There is always a communication component which can vary from completely non-verbal to echolalia (repeating something that has been previously heard, more about this in a future post) to fully verbal, with many other variations that fall between those cracks. Often even those with the ability to vocalize cannot carry on a typical back-and-forth conversation. My son Tyus is non-verbal and communicates using pictures.
There is also always a social component. Individuals with ASD often have difficulty making eye contact, reading facial cues and coping in social situations. Children often have trouble relating to their peers and engaging in appropriate play. Tyus rarely plays with other children and doesn’t understand many common social rules.
The final component that Autism Society Canada refers to is behaviours, activities and interests. Individuals with ASD often engage in repeated behaviours like hand flapping, spinning or hitting themselves. They often have very restricted interests and prefer to do the same thing over and over. Another common thread is a rigidity to routine – it is difficult for many individuals with ASD to cope with changes in their environment or daily schedule. Tyus is very physical and likes to climb and jump. He often puts things in his mouth and loves to chew.
When you first hear the word autism you may, like many people, think of the movie Rain Man. Many of the characteristics of ASD are depicted in that movie, but I think it is very important to recognize that Autism Spectrum Disorder is a diagnoses that covers a very broad range of gifts and difficulties. Individuals with ASD are all very different. So, no, Tyus can’t go to Vegas with you to count cards!

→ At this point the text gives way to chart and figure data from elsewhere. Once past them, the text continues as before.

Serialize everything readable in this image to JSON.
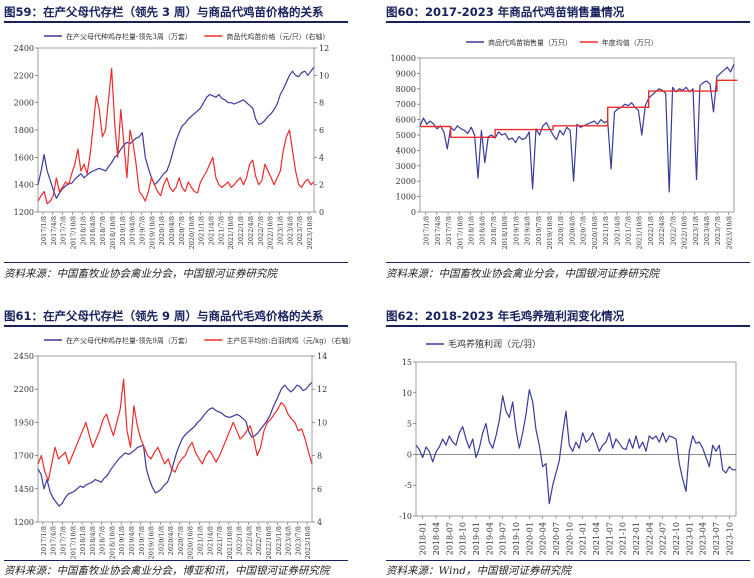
{
  "colors": {
    "blue": "#3a3a9c",
    "red": "#ee2b2b",
    "title": "#17215e"
  },
  "panels": [
    {
      "title": "图59：在产父母代存栏（领先 3 周）与商品代鸡苗价格的关系",
      "source": "资料来源：中国畜牧业协会禽业分会，中国银河证券研究院"
    },
    {
      "title": "图60：2017-2023 年商品代鸡苗销售量情况",
      "source": "资料来源：中国畜牧业协会禽业分会，中国银河证券研究院"
    },
    {
      "title": "图61：在产父母代存栏（领先 9 周）与商品代毛鸡价格的关系",
      "source": "资料来源：中国畜牧业协会禽业分会，博亚和讯，中国银河证券研究院"
    },
    {
      "title": "图62：2018-2023 年毛鸡养殖利润变化情况",
      "source": "资料来源：Wind，中国银河证券研究院"
    }
  ],
  "chart_data": [
    {
      "type": "line",
      "x_ticks": [
        "2017/1/8",
        "2017/4/8",
        "2017/7/8",
        "2017/10/8",
        "2018/1/8",
        "2018/4/8",
        "2018/7/8",
        "2018/10/8",
        "2019/1/8",
        "2019/4/8",
        "2019/7/8",
        "2019/10/8",
        "2020/1/8",
        "2020/4/8",
        "2020/7/8",
        "2020/10/8",
        "2021/1/8",
        "2021/4/8",
        "2021/7/8",
        "2021/10/8",
        "2022/1/8",
        "2022/4/8",
        "2022/7/8",
        "2022/10/8",
        "2023/1/8",
        "2023/4/8",
        "2023/7/8",
        "2023/10/8"
      ],
      "y_left": {
        "ticks": [
          "1200",
          "1400",
          "1600",
          "1800",
          "2000",
          "2200",
          "2400"
        ],
        "lim": [
          1200,
          2400
        ]
      },
      "y_right": {
        "ticks": [
          "0",
          "2",
          "4",
          "6",
          "8",
          "10",
          "12"
        ],
        "lim": [
          0,
          12
        ]
      },
      "series": [
        {
          "name": "在产父母代种鸡存栏量-领先3周（万套）",
          "axis": "left",
          "color": "#3a3a9c",
          "values": [
            1400,
            1500,
            1620,
            1500,
            1430,
            1360,
            1300,
            1340,
            1370,
            1390,
            1410,
            1410,
            1440,
            1460,
            1480,
            1450,
            1470,
            1490,
            1500,
            1510,
            1520,
            1510,
            1500,
            1530,
            1560,
            1600,
            1620,
            1660,
            1690,
            1710,
            1700,
            1720,
            1740,
            1750,
            1780,
            1600,
            1520,
            1450,
            1400,
            1420,
            1450,
            1480,
            1500,
            1560,
            1640,
            1720,
            1780,
            1830,
            1850,
            1880,
            1900,
            1920,
            1940,
            1960,
            2000,
            2040,
            2060,
            2050,
            2040,
            2060,
            2030,
            2020,
            2000,
            2000,
            1990,
            2000,
            2010,
            2020,
            2000,
            1980,
            1960,
            1880,
            1840,
            1850,
            1870,
            1900,
            1920,
            1950,
            1990,
            2060,
            2100,
            2150,
            2200,
            2230,
            2200,
            2190,
            2220,
            2230,
            2200,
            2230,
            2260
          ]
        },
        {
          "name": "商品代鸡苗价格（元/只）(右轴)",
          "axis": "right",
          "color": "#ee2b2b",
          "values": [
            0.8,
            1.2,
            1.5,
            0.6,
            0.8,
            1.2,
            2.5,
            1.5,
            1.8,
            2.2,
            2.0,
            2.8,
            3.5,
            4.6,
            3.0,
            3.5,
            2.8,
            4.2,
            6.3,
            8.5,
            7.5,
            5.5,
            6.0,
            8.2,
            10.5,
            6.5,
            4.0,
            7.5,
            5.0,
            2.5,
            6.0,
            5.0,
            3.5,
            1.5,
            1.2,
            0.8,
            1.5,
            2.5,
            2.0,
            1.5,
            1.2,
            2.0,
            2.5,
            1.8,
            1.5,
            1.8,
            2.5,
            1.8,
            1.5,
            2.2,
            1.8,
            1.5,
            1.4,
            2.2,
            2.6,
            3.0,
            3.5,
            4.0,
            2.5,
            2.0,
            1.8,
            2.0,
            2.2,
            1.8,
            2.0,
            2.3,
            2.5,
            2.0,
            2.5,
            3.5,
            3.8,
            2.6,
            2.0,
            2.3,
            3.5,
            3.0,
            2.5,
            2.0,
            2.5,
            3.0,
            4.5,
            5.5,
            6.0,
            4.5,
            3.0,
            2.0,
            1.8,
            2.2,
            2.4,
            2.0,
            2.2
          ]
        }
      ]
    },
    {
      "type": "line",
      "x_ticks": [
        "2017/1/8",
        "2017/4/8",
        "2017/7/8",
        "2017/10/8",
        "2018/1/8",
        "2018/4/8",
        "2018/7/8",
        "2018/10/8",
        "2019/1/8",
        "2019/4/8",
        "2019/7/8",
        "2019/10/8",
        "2020/1/8",
        "2020/4/8",
        "2020/7/8",
        "2020/10/8",
        "2021/1/8",
        "2021/4/8",
        "2021/7/8",
        "2021/10/8",
        "2022/1/8",
        "2022/4/8",
        "2022/7/8",
        "2022/10/8",
        "2023/1/8",
        "2023/4/8",
        "2023/7/8",
        "2023/10/8"
      ],
      "y": {
        "ticks": [
          "0",
          "1000",
          "2000",
          "3000",
          "4000",
          "5000",
          "6000",
          "7000",
          "8000",
          "9000",
          "10000"
        ],
        "lim": [
          0,
          10000
        ]
      },
      "series": [
        {
          "name": "商品代鸡苗销售量（万只）",
          "color": "#3a3a9c",
          "values": [
            5600,
            6100,
            5700,
            5900,
            5700,
            5400,
            5600,
            5200,
            4100,
            5500,
            5300,
            5600,
            5400,
            5300,
            5100,
            5500,
            5000,
            2200,
            5300,
            3200,
            4900,
            5000,
            4800,
            5200,
            5000,
            5100,
            4700,
            4800,
            4500,
            4900,
            4700,
            4800,
            5200,
            1500,
            5400,
            5000,
            5600,
            5800,
            5400,
            5000,
            4700,
            5300,
            5000,
            5500,
            5300,
            2000,
            5700,
            5500,
            5600,
            5700,
            5800,
            5900,
            5700,
            6000,
            5800,
            5900,
            2800,
            6500,
            6700,
            6800,
            7000,
            6900,
            7100,
            6800,
            6600,
            5000,
            6900,
            7400,
            7600,
            7800,
            8000,
            7900,
            7700,
            1300,
            8100,
            7800,
            8000,
            7900,
            8100,
            7800,
            8000,
            2100,
            8200,
            8400,
            8500,
            8300,
            6500,
            8800,
            9000,
            9200,
            9400,
            9100,
            9600
          ]
        },
        {
          "name": "年度均值（万只）",
          "color": "#ee2b2b",
          "type": "step",
          "segments": [
            {
              "from": 0,
              "to": 9,
              "value": 5550
            },
            {
              "from": 9,
              "to": 22,
              "value": 4850
            },
            {
              "from": 22,
              "to": 39,
              "value": 5350
            },
            {
              "from": 39,
              "to": 55,
              "value": 5600
            },
            {
              "from": 55,
              "to": 67,
              "value": 6800
            },
            {
              "from": 67,
              "to": 87,
              "value": 7850
            },
            {
              "from": 87,
              "to": 93,
              "value": 8550
            }
          ]
        }
      ]
    },
    {
      "type": "line",
      "x_ticks": [
        "2017/1/8",
        "2017/4/8",
        "2017/7/8",
        "2017/10/8",
        "2018/1/8",
        "2018/4/8",
        "2018/7/8",
        "2018/10/8",
        "2019/1/8",
        "2019/4/8",
        "2019/7/8",
        "2019/10/8",
        "2020/1/8",
        "2020/4/8",
        "2020/7/8",
        "2020/10/8",
        "2021/1/8",
        "2021/4/8",
        "2021/7/8",
        "2021/10/8",
        "2022/1/8",
        "2022/4/8",
        "2022/7/8",
        "2022/10/8",
        "2023/1/8",
        "2023/4/8",
        "2023/7/8",
        "2023/10/8"
      ],
      "y_left": {
        "ticks": [
          "1200",
          "1450",
          "1700",
          "1950",
          "2200",
          "2450"
        ],
        "lim": [
          1200,
          2450
        ]
      },
      "y_right": {
        "ticks": [
          "4",
          "6",
          "8",
          "10",
          "12",
          "14"
        ],
        "lim": [
          4,
          14
        ]
      },
      "series": [
        {
          "name": "在产父母代种鸡存栏量-领先9周（万套）",
          "axis": "left",
          "color": "#3a3a9c",
          "values": [
            1600,
            1560,
            1450,
            1520,
            1430,
            1380,
            1350,
            1320,
            1340,
            1380,
            1410,
            1420,
            1430,
            1450,
            1470,
            1460,
            1480,
            1490,
            1500,
            1520,
            1510,
            1500,
            1530,
            1550,
            1590,
            1620,
            1650,
            1680,
            1700,
            1720,
            1710,
            1720,
            1740,
            1760,
            1770,
            1780,
            1600,
            1520,
            1460,
            1420,
            1430,
            1450,
            1480,
            1500,
            1560,
            1640,
            1720,
            1780,
            1830,
            1860,
            1880,
            1900,
            1920,
            1950,
            1970,
            2000,
            2030,
            2050,
            2060,
            2040,
            2030,
            2020,
            2000,
            1990,
            1990,
            2000,
            2010,
            2000,
            1980,
            1960,
            1880,
            1840,
            1850,
            1870,
            1900,
            1930,
            1960,
            2000,
            2060,
            2110,
            2160,
            2210,
            2230,
            2200,
            2180,
            2200,
            2230,
            2220,
            2190,
            2200,
            2230,
            2250
          ]
        },
        {
          "name": "主产区平均价:白羽肉鸡（元/kg）（右轴）",
          "axis": "right",
          "color": "#ee2b2b",
          "values": [
            7.5,
            8.0,
            7.0,
            6.5,
            7.5,
            8.5,
            7.8,
            8.0,
            8.2,
            7.5,
            8.0,
            8.5,
            9.0,
            9.5,
            10.0,
            9.2,
            8.5,
            9.0,
            9.5,
            10.2,
            10.5,
            9.8,
            9.2,
            10.0,
            10.8,
            12.6,
            9.5,
            8.5,
            11.0,
            9.8,
            9.0,
            8.5,
            8.0,
            7.8,
            8.2,
            8.5,
            8.0,
            7.5,
            7.8,
            7.2,
            7.0,
            7.5,
            7.8,
            8.0,
            8.5,
            8.8,
            8.2,
            7.8,
            7.5,
            8.0,
            8.3,
            8.0,
            7.6,
            8.0,
            8.5,
            9.0,
            9.5,
            10.0,
            9.5,
            9.0,
            9.2,
            9.5,
            9.8,
            9.0,
            8.0,
            8.5,
            9.5,
            10.0,
            10.2,
            10.5,
            10.8,
            11.2,
            11.0,
            10.5,
            10.2,
            10.0,
            9.5,
            9.6,
            9.0,
            8.2,
            7.5
          ]
        }
      ]
    },
    {
      "type": "line",
      "x_ticks": [
        "2018-01",
        "2018-04",
        "2018-07",
        "2018-10",
        "2019-01",
        "2019-04",
        "2019-07",
        "2019-10",
        "2020-01",
        "2020-04",
        "2020-07",
        "2020-10",
        "2021-01",
        "2021-04",
        "2021-07",
        "2021-10",
        "2022-01",
        "2022-04",
        "2022-07",
        "2022-10",
        "2023-01",
        "2023-04",
        "2023-07",
        "2023-10"
      ],
      "y": {
        "ticks": [
          "-10",
          "-5",
          "0",
          "5",
          "10",
          "15"
        ],
        "lim": [
          -10,
          15
        ]
      },
      "legend": "top-left",
      "series": [
        {
          "name": "毛鸡养殖利润（元/羽）",
          "color": "#3a3a9c",
          "values": [
            1.5,
            0.8,
            -0.5,
            1.2,
            0.5,
            -1.2,
            0.4,
            1.2,
            2.5,
            1.5,
            3.0,
            2.0,
            1.5,
            3.5,
            4.5,
            2.5,
            1.0,
            2.5,
            -0.5,
            1.0,
            3.5,
            5.0,
            2.0,
            1.0,
            3.0,
            5.5,
            9.5,
            7.0,
            6.0,
            8.5,
            4.0,
            1.0,
            3.5,
            6.5,
            10.5,
            8.5,
            4.0,
            1.5,
            -2.0,
            -1.5,
            -8.0,
            -5.0,
            -3.0,
            -1.0,
            3.5,
            7.0,
            1.5,
            0.5,
            2.0,
            1.0,
            3.5,
            2.0,
            2.5,
            3.5,
            2.0,
            0.5,
            1.5,
            2.0,
            3.5,
            1.0,
            2.5,
            1.8,
            1.0,
            0.8,
            2.5,
            1.0,
            3.0,
            1.0,
            2.0,
            0.5,
            3.0,
            2.5,
            3.0,
            2.0,
            3.5,
            2.0,
            3.0,
            2.8,
            2.5,
            -1.5,
            -4.0,
            -6.0,
            0.5,
            3.0,
            1.8,
            2.0,
            1.0,
            -0.5,
            -2.0,
            1.5,
            0.5,
            1.5,
            -2.5,
            -3.0,
            -2.0,
            -2.5,
            -2.5
          ]
        }
      ]
    }
  ]
}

Almost all of my experience with people who have ASD is with children, and most of that is with Tyus’ classmates. I am not an expert, but I have learned a lot in the last couple of years. In future posts I plan to delve into the less-known characteristics of autism that I think you will find interesting. In the mean time, I hope I have answered the title question for you. If you still want the quick and dirty version, try this: It’s a brain thing that makes it difficult to talk, make friends and act ‘normal’!